O convite para compor uma seção do jornal veio de Samuel Wainer (1910-1980) que lhe sugeriu escrever sobre fatos relacionados à realidade “a coluna poderia se chamar “Atire a primeira pedra”. Nelson aceitou mais que depressa, mas sugeriu outro título, “A vida como ela é...” – com reticências” (CASTRO, 1992, p. 236). De inicio se adaptava aos temas impostos pela redação do jornal, mas logo depois “começou a inventar ele próprio às histórias. Samuel Wainer levou uma semana para descobrir e, quando descobriu, era tarde: “A vida como ela é...” já incendiara a cidade” (CASTRO, 1992, p.236).
Nunca ate então um jornal carioca apresentou de forma tão real os habitantes da cidade, os espaços “tendo como cenários a Zona Norte, onde eles viviam; o Centro, onde eles trabalhavam; e, esporadicamente, a Zona Sul, onde só iam para prevaricar” (CASTRO, 1992, p. 237). O Rio de Janeiro de Nelson Rodrigues da década de 1950,
[...] não haviam motéis, nem pílula e nem a atual liberdade absoluta entre os jovens. A Zona Norte, quase sem comunicação com a paradisíaca e permissiva Zona Sul, ainda preservava valores contemporâneos da “Espanhola”. As famílias eram rigorosas e, o que é pior, muito mais famílias moravam juntas do que hoje. Maridos, cunhadas, sogras, tias e primas cruzavam-se dia e noite nos corredores dos casarões, sob uma capa de máximo respeito. Nessa convivência compulsória e sufocante, o desejo era apenas uma faísca inevitável (CASTRO, 1992, p. 237).

A forma como a escrita de Nelson se adaptou a realidade é de fato um dado surpreendente, pela maneira de incitar a leitura das pessoas e curiosidade e expectativa pela próxima história a ser produzida. O universo do texto estava carregado da mais densa sensibilidade coletiva, do cotidiano dos leitores, de suas vivências causa do sucesso que a coluna resultou na cidade. A sexualidade latente que tomavam seus personagens ocasionou as mais diversas recepções e imagens, como a de devasso e tarado, o que se pretendia era “esculpir o personagem de si próprio” (CASTRO, 1992, p. 242).

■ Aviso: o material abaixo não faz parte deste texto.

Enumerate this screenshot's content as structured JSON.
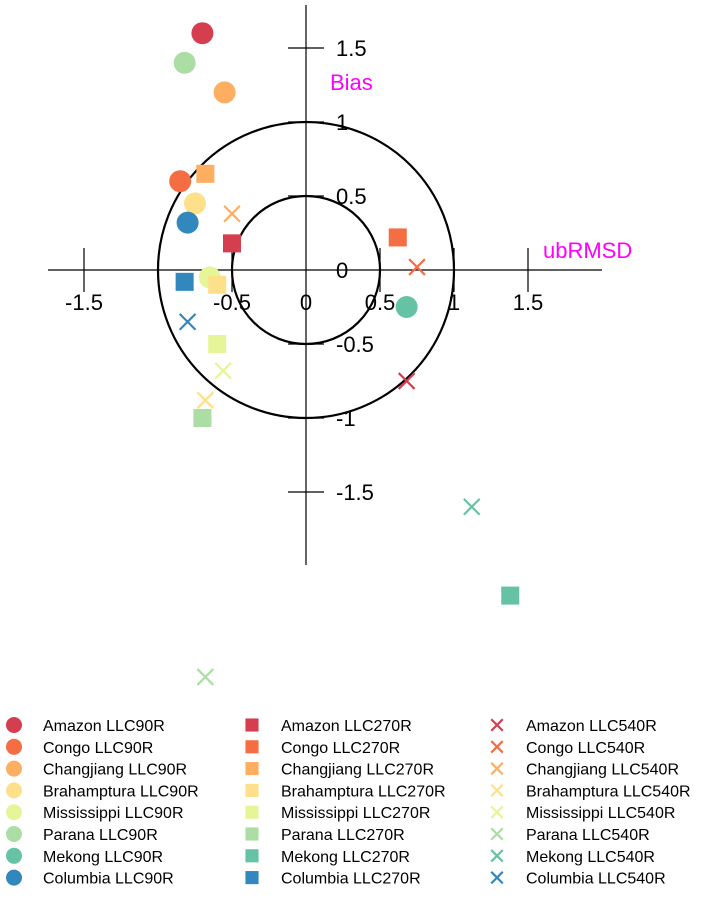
{
  "chart_data": {
    "type": "scatter",
    "xlabel": "ubRMSD",
    "ylabel": "Bias",
    "x_ticks": [
      {
        "value": -1.5,
        "label": "-1.5"
      },
      {
        "value": -0.5,
        "label": "-0.5"
      },
      {
        "value": 0,
        "label": "0"
      },
      {
        "value": 0.5,
        "label": "0.5"
      },
      {
        "value": 1,
        "label": "1"
      },
      {
        "value": 1.5,
        "label": "1.5"
      }
    ],
    "y_ticks": [
      {
        "value": 1.5,
        "label": "1.5"
      },
      {
        "value": 1,
        "label": "1"
      },
      {
        "value": 0.5,
        "label": "0.5"
      },
      {
        "value": 0,
        "label": "0"
      },
      {
        "value": -0.5,
        "label": "-0.5"
      },
      {
        "value": -1,
        "label": "-1"
      },
      {
        "value": -1.5,
        "label": "-1.5"
      }
    ],
    "circles": [
      0.5,
      1
    ],
    "marker_shapes": {
      "LLC90R": "circle",
      "LLC270R": "square",
      "LLC540R": "x"
    },
    "series": [
      {
        "name": "Amazon LLC90R",
        "river": "Amazon",
        "color": "#d53e4f",
        "marker": "circle",
        "x": -0.7,
        "y": 1.6
      },
      {
        "name": "Congo LLC90R",
        "river": "Congo",
        "color": "#f46d43",
        "marker": "circle",
        "x": -0.85,
        "y": 0.6
      },
      {
        "name": "Changjiang LLC90R",
        "river": "Changjiang",
        "color": "#fdae61",
        "marker": "circle",
        "x": -0.55,
        "y": 1.2
      },
      {
        "name": "Brahamptura LLC90R",
        "river": "Brahamptura",
        "color": "#fee08b",
        "marker": "circle",
        "x": -0.75,
        "y": 0.45
      },
      {
        "name": "Mississippi LLC90R",
        "river": "Mississippi",
        "color": "#e6f598",
        "marker": "circle",
        "x": -0.65,
        "y": -0.05
      },
      {
        "name": "Parana LLC90R",
        "river": "Parana",
        "color": "#abdda4",
        "marker": "circle",
        "x": -0.82,
        "y": 1.4
      },
      {
        "name": "Mekong LLC90R",
        "river": "Mekong",
        "color": "#66c2a5",
        "marker": "circle",
        "x": 0.68,
        "y": -0.25
      },
      {
        "name": "Columbia LLC90R",
        "river": "Columbia",
        "color": "#3288bd",
        "marker": "circle",
        "x": -0.8,
        "y": 0.32
      },
      {
        "name": "Amazon LLC270R",
        "river": "Amazon",
        "color": "#d53e4f",
        "marker": "square",
        "x": -0.5,
        "y": 0.18
      },
      {
        "name": "Congo LLC270R",
        "river": "Congo",
        "color": "#f46d43",
        "marker": "square",
        "x": 0.62,
        "y": 0.22
      },
      {
        "name": "Changjiang LLC270R",
        "river": "Changjiang",
        "color": "#fdae61",
        "marker": "square",
        "x": -0.68,
        "y": 0.65
      },
      {
        "name": "Brahamptura LLC270R",
        "river": "Brahamptura",
        "color": "#fee08b",
        "marker": "square",
        "x": -0.6,
        "y": -0.1
      },
      {
        "name": "Mississippi LLC270R",
        "river": "Mississippi",
        "color": "#e6f598",
        "marker": "square",
        "x": -0.6,
        "y": -0.5
      },
      {
        "name": "Parana LLC270R",
        "river": "Parana",
        "color": "#abdda4",
        "marker": "square",
        "x": -0.7,
        "y": -1.0
      },
      {
        "name": "Mekong LLC270R",
        "river": "Mekong",
        "color": "#66c2a5",
        "marker": "square",
        "x": 1.38,
        "y": -2.2
      },
      {
        "name": "Columbia LLC270R",
        "river": "Columbia",
        "color": "#3288bd",
        "marker": "square",
        "x": -0.82,
        "y": -0.08
      },
      {
        "name": "Amazon LLC540R",
        "river": "Amazon",
        "color": "#d53e4f",
        "marker": "x",
        "x": 0.68,
        "y": -0.75
      },
      {
        "name": "Congo LLC540R",
        "river": "Congo",
        "color": "#f46d43",
        "marker": "x",
        "x": 0.75,
        "y": 0.02
      },
      {
        "name": "Changjiang LLC540R",
        "river": "Changjiang",
        "color": "#fdae61",
        "marker": "x",
        "x": -0.5,
        "y": 0.38
      },
      {
        "name": "Brahamptura LLC540R",
        "river": "Brahamptura",
        "color": "#fee08b",
        "marker": "x",
        "x": -0.68,
        "y": -0.88
      },
      {
        "name": "Mississippi LLC540R",
        "river": "Mississippi",
        "color": "#e6f598",
        "marker": "x",
        "x": -0.56,
        "y": -0.68
      },
      {
        "name": "Parana LLC540R",
        "river": "Parana",
        "color": "#abdda4",
        "marker": "x",
        "x": -0.68,
        "y": -2.75
      },
      {
        "name": "Mekong LLC540R",
        "river": "Mekong",
        "color": "#66c2a5",
        "marker": "x",
        "x": 1.12,
        "y": -1.6
      },
      {
        "name": "Columbia LLC540R",
        "river": "Columbia",
        "color": "#3288bd",
        "marker": "x",
        "x": -0.8,
        "y": -0.35
      }
    ]
  }
}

Cabe destacar a importância do jornal Última Hora para o processo de modernização da imprensa brasileira a partir da década de 1950, criado a partir da amizade firmada entre Samuel Wainer e Getúlio Vargas. Depois de sua posse como presidente da república percebe-se a ausência de um jornal que cobrisse as noticias de seu governo. Em meio a essa inexistência de propaganda, surge a Última Hora, um jornal dedicado a apresentar notícias endereçadas ao governo, como canal direto com a população.
   A trajetória jornalística de Samuel Wainer e sua história na vida pública dentro da imprensa carioca é um dos mais importantes e decisivos acontecimentos do jornalismo do país, principalmente durante a metade do século XX, além de sua participação em assuntos de natureza internacional.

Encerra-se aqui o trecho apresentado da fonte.